Starting Out or Starting Over?

I just came across a professional blogger who reminded me how important it is to wear the hat of "poverty mindset" when negotiating the purchase of income property. Okay "poverty mindset" goes completely against the grain of all us Tony Robbins disciples. You know, "you are what you think", "I can do what I believe I can do", etc. All good and important stuff, but not helpful if maintained at the "WRONG" time.

Have you ever noticed that when you've got a few bucks in your wallet, you tend to spend it? And later, you discover you didn't have as much as your remembered having, when you really wanted it? And then couldn't remember where the money went in the first place?

This is exactly what happens when we've got money in the bank and lots of credit when buying income property. We're tempted to spend and use up what we've got without REALLY analyzing whether or not we are actually negotiating the "best" deal for ourselves or not. We get lazy, and give in to prices that are too high. We are tempted to "get along" when we've got cash and credit.

When I first star ted investing I didn't have any cash or credit (I had some of each, but not enough for what I wanted to accomplish). As a result, I was literally forced to get creative and force deals to work that I could actually close on. This meant waiting for the juiciest deals and the most motivated sellers. I necessarily could not put a lot down, or depend on my credit and "overpay" for any real estate. It kept me on the narrow path of wealth. Later, when I had money and credit, I got lazy and would think "average" deals were just peachy. After all it didn't require all that pesky hunting and pecking for the really profitable deals. That was of course unbelievably stupid. This is where "buyer's remorse" was invented, I'm sure.

I am hearing about investors all the time, who over-pay and under-negotiate their real estate deals. Yep. I cringe at their ignorance and impatience. I really cringe that I would do that today, if I didn't know better I have done in the past.

Frankly, the laziness is short-lived regardless, or at least can only occur in spells, because eventually we run out of credit and/or cash once again. Then what? If we want to continue to invest we have to rediscover how to be creative in our real estate financing. Guess what? That's when we start really making the money again.

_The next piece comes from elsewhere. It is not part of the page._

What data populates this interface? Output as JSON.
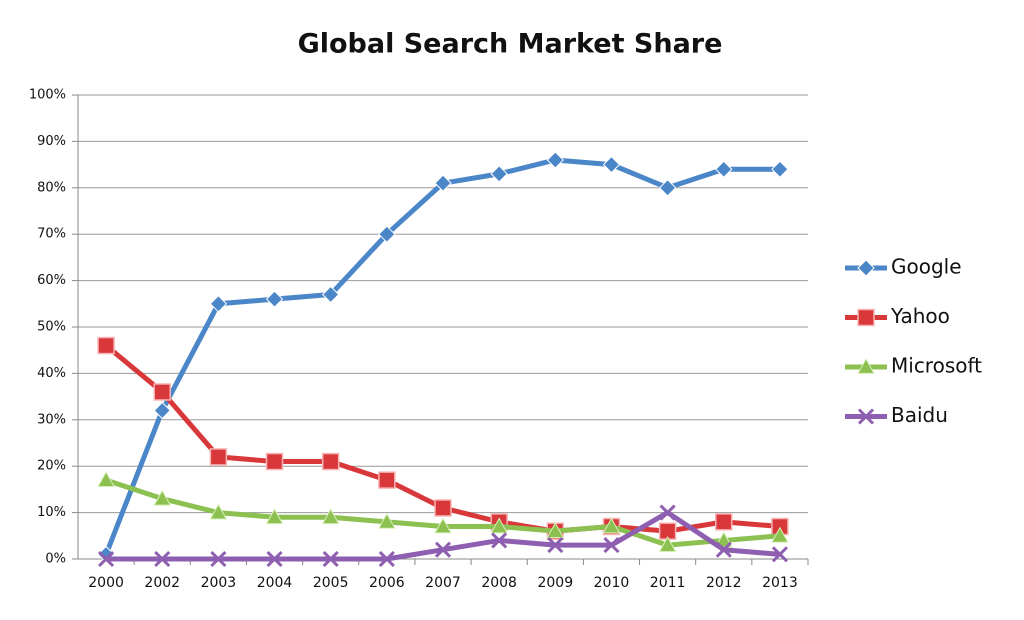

What's better, is we can just simply pretend we have neither credit, nor cash, and keep that hat on accordingly when we negotiate for deals, and then we can know that we're striking the most profitable deals for ourselves and not giving away too much...or paying too much.

It costs us a lot to wear the wrong hats during a negotiation.

Let me simply sum this all up with the instruction: "Keep the right hat on, at the right time".

If you'd like to know how to buy income property without one ounce of credit, and no down payments and keep the right hat on at the right time...
click here.

Friday, July 2, 2010

Sub2 And Multifamily Income Property

I'm in the throws of "master lease option" negotiations on two mid-sized apartment buildings in California.

One building has low rents and the other has missing rents. One seller wanted to know what happens to his credit if I missed a rent payment. The other one objected that I was making no guarantee that I would refinance before his loan came due.

These are great objections, because once they are met, then we get that much closer to a deal.

There's more.

I've re-learned never to negotiate over the phone. I was sandbagged on the phone two days ago by a seller who insisted they I tell him what I was going to offer him right then.

This was my second phone conversation. The first time I talked with him, I mentioned the out of state units that are presently master leased. He didn't flinch. However, this time, he was impatient to literally tell me to "go to....(a hot place down under), if I was going to suggest a master lease with him!"

Well, I'm used to flat rejections, but this is a time to remember that telling a seller over the phone what you want to do without first putting something in writing is a mistake. We need to make the offer in writing first (even if it's a letter of intent), and at worst followup on the phone after first submitting something in writing (with all the objections handled in writing).

It's all about the order of things.

Interestingly, I'm still gathering up potential objections to study. So the worse the seller's attitude is, the more I'm gathering ammo for my next "objection-meeting" presentation. The question I'm asking myself today is what my limit is on the security deposits? My thought was to offer only one or two month's worth of mortgage payments.

However, this one project is so underwater, that any money I give the seller is just money I can't use to cosmetically upgrade the project, keep it current, and make it more marketable. Hmmm.

Meanwhile, I'm sending out more letters this week to the same group of sellers I found online, and in my driving two months ago.
Anybody care to give me advice here?